In May 2021, President Biden signed into law the COVID-19 Hate Crimes Act and the Khalid Jabara and Heather Heyer NO HATE Act to improve hate crimes reporting, tracking, and response. JCPA worked closely with its interfaith and intergroup partners for more than four years to achieve passage of the bill.

Ensuring a Strong Democracy – The Jewish community believes that a strong, thriving democracy is the best means of ensuring that Jews can live safely and freely. JCPA has an extensive record dating back to our founding of fighting for voting rights and mobilizing the Jewish community to actively engage in democracy and civic life through candidate and voter education programs, get out the vote efforts, and legislative advocacy for fair, free and accessible elections. The COVID-19 pandemic altered almost every aspect of the way we live and work, including how we voted in the 2020 elections. We organized a high-level strategic task force to convene our national agencies and SCN and prepared educational webinars, provided trainings and resources for JCRC directors, advocated with Congress, and partnered with our diverse interfaith and intergroup coalitions to secure funding administration of state elections. During and after the election, we worked with the task force to prepare community relations leaders and our network for various contested election scenarios. JCPA’s work helped mobilize more people, including Jews, to come out to vote in 2020 than in any other election in US history.

Strengthening Voting Rights – JCPA has led the Jewish community on supporting voting rights since the 1940s, including as a co- founder of the Leadership Conference on Civil and Human Rights. This issue has remained a top priority of the Jewish community with several resolutions passed at the last JCPA conference as voting rights came under increasing fire in the face of Congressional inaction. JCPA is actively advocating for the John Lewis Voting Rights Advancement Act and the For the People Act. The House passed the Voting Rights Advancement Act in August, and we will continue to fight for its passage in the Senate. We are working with local JCRCs around the country to fight efforts to suppress the vote at the state level in Georgia, Ohio, and Florida.

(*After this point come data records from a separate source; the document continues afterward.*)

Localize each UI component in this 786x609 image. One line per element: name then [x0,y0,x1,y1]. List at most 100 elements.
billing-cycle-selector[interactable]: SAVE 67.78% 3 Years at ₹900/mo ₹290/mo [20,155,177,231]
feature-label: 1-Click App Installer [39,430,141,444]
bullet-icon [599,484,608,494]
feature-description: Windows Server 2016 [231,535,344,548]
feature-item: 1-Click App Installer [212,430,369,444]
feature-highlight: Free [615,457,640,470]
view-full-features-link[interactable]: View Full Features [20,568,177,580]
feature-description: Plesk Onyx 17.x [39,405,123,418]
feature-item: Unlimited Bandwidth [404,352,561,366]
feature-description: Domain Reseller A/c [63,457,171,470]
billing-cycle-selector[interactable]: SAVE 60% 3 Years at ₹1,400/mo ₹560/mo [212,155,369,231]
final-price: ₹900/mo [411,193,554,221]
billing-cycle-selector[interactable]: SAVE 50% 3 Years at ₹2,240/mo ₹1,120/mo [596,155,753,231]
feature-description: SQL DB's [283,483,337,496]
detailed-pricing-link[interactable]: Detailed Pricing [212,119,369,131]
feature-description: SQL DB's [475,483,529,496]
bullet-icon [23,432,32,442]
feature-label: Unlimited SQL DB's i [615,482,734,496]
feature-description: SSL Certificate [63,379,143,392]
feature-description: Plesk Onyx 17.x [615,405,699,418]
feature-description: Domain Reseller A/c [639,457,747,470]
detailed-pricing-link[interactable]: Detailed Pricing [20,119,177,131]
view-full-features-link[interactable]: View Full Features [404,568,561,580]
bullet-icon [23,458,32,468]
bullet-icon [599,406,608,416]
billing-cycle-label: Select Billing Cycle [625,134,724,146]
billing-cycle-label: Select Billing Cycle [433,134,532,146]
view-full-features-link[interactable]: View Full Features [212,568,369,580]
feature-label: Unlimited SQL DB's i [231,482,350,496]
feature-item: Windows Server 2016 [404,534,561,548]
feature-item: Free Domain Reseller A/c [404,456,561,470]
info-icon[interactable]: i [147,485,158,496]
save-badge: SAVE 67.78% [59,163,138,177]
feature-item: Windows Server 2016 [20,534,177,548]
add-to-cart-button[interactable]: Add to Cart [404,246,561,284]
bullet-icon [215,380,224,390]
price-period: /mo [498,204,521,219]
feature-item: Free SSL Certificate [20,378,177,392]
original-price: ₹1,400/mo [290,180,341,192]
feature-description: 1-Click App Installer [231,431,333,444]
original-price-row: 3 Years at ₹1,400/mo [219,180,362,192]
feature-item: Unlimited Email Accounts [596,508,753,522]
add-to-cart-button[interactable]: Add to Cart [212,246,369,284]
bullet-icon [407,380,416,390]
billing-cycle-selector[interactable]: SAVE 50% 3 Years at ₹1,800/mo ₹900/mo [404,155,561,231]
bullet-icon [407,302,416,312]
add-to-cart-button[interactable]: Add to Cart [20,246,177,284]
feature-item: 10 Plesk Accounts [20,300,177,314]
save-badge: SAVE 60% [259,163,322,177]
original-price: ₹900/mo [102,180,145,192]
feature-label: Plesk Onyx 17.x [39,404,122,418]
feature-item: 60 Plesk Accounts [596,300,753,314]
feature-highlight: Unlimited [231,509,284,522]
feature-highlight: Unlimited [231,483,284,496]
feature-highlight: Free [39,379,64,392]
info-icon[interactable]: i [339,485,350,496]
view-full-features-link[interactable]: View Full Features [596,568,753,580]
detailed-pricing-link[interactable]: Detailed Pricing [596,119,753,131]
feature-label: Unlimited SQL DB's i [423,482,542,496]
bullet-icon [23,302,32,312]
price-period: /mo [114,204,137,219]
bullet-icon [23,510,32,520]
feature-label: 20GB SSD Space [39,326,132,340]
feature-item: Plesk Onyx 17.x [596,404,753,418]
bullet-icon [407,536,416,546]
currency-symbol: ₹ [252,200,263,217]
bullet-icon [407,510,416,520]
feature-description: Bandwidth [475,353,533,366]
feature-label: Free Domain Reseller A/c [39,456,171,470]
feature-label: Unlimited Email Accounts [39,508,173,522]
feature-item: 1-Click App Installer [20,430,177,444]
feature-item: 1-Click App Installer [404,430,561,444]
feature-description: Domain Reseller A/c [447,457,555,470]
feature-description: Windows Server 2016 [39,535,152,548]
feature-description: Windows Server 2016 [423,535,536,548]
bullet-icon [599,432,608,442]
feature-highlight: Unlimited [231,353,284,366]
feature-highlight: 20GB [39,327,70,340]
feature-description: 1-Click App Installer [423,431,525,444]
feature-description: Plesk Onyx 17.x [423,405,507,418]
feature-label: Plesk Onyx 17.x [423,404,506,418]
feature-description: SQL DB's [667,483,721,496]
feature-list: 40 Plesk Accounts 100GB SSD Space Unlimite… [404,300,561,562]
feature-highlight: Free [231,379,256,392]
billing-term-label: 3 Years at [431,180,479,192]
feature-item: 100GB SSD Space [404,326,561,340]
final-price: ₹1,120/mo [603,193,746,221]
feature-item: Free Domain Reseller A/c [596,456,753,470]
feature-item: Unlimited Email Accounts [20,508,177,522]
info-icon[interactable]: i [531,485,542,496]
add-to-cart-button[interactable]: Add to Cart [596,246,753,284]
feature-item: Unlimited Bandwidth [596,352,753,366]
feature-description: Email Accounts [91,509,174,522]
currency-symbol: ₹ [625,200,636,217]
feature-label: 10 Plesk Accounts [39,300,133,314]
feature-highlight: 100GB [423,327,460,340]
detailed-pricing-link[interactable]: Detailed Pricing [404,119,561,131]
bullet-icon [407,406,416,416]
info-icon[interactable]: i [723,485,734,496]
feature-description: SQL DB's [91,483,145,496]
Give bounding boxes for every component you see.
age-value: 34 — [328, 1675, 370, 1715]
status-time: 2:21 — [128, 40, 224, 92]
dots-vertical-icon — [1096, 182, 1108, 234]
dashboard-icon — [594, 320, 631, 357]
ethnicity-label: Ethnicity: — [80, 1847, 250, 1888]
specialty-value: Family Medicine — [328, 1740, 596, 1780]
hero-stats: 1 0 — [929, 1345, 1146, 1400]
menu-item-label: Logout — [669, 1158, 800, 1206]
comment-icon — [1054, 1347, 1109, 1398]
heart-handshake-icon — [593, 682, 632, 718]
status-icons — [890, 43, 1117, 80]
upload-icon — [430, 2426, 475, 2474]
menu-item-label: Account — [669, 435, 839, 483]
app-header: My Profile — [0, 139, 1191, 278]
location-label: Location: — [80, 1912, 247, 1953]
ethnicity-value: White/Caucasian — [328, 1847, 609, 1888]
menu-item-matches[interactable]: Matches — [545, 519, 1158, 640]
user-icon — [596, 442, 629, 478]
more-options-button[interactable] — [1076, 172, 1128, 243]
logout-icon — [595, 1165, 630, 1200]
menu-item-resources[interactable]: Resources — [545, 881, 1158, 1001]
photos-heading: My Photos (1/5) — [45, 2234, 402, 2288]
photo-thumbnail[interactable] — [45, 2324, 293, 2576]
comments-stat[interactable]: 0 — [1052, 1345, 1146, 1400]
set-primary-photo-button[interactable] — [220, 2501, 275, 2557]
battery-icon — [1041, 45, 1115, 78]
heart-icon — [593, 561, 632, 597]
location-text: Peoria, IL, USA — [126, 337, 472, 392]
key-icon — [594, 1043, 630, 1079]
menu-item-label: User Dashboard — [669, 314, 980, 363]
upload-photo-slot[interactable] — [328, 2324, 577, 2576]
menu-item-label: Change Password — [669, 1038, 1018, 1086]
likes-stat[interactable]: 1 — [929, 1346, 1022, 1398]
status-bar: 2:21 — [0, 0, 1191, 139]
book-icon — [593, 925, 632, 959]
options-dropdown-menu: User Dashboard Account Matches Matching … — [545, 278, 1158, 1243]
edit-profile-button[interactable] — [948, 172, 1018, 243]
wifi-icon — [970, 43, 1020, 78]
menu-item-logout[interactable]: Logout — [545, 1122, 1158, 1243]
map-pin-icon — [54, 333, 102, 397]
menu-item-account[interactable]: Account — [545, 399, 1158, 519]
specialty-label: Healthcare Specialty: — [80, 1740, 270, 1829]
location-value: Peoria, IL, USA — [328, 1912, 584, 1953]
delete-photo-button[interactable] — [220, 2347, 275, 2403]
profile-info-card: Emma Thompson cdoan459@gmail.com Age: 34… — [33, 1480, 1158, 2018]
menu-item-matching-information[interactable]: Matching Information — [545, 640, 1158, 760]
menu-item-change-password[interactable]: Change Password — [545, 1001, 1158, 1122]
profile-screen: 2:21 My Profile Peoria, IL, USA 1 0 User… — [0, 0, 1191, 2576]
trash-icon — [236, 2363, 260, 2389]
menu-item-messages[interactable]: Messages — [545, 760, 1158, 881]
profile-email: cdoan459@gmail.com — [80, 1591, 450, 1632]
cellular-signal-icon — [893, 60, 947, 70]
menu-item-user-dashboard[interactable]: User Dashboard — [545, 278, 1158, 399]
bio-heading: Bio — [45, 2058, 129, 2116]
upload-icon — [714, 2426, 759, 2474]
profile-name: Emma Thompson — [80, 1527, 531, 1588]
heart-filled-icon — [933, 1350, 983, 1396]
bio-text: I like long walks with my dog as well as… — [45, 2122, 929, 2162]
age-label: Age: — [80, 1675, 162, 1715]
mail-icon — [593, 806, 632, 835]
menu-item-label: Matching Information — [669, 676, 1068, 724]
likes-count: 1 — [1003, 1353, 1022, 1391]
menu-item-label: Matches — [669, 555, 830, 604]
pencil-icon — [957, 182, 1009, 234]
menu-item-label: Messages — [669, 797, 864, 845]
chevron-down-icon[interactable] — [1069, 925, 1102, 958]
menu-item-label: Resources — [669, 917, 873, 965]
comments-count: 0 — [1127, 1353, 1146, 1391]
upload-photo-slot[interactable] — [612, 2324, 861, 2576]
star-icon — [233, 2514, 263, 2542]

Advocating for A Compassionate Immigration System – JCPA has a long history of advocating for a welcoming and just immigration system and, in more recent decades, robust immigration reform. With the implementation of the zero tolerance family separation policy, JCPA increased its national advocacy to fight efforts to undermine our immigration and refugee systems, and build a more compassionate one, including decriminalization of those seeking asylum. JCPA led a letter of more than 600 state and national groups who wanted to speak out but didn’t have a national organization to represent them in the policy space. We took representatives from 25 JCRCs to the Mexico-Arizona border to learn firsthand about the immigration system and meet with asylum seekers and US border control. JCPA prioritized helping those in the immigration system during COVID-19. There is still much work to be done in this area.

Leading During COVID-19 – JCPA was a leader within the Jewish community in responding to COVID-19 and the social ills that arose during the period. As a nimble organization with a strong network in place, JCPA convened its Delegate Assembly and sprang into action, working tirelessly to support the Jewish community to engage in and navigate the new civil rights movement driven by #BlackLivesMatter, as well as to the threats to our democracy, protect the most vulnerable, advocate with Congressional leaders, and provide additional support to Jewish community professionals working on many fronts. JCPA organized three Delegates Assembly Meetings with over 90 communities and hundreds of representatives in attendance to set our plan of action. We organized more than 50 substantial webinars and virtual programs with thousands of people participating, strengthened relationships with diverse groups in fighting hate, developed toolkits, published op-eds, program templates and other resources to guide the community relations field. The JCRC network highly appreciated and praised JCPA for our aid.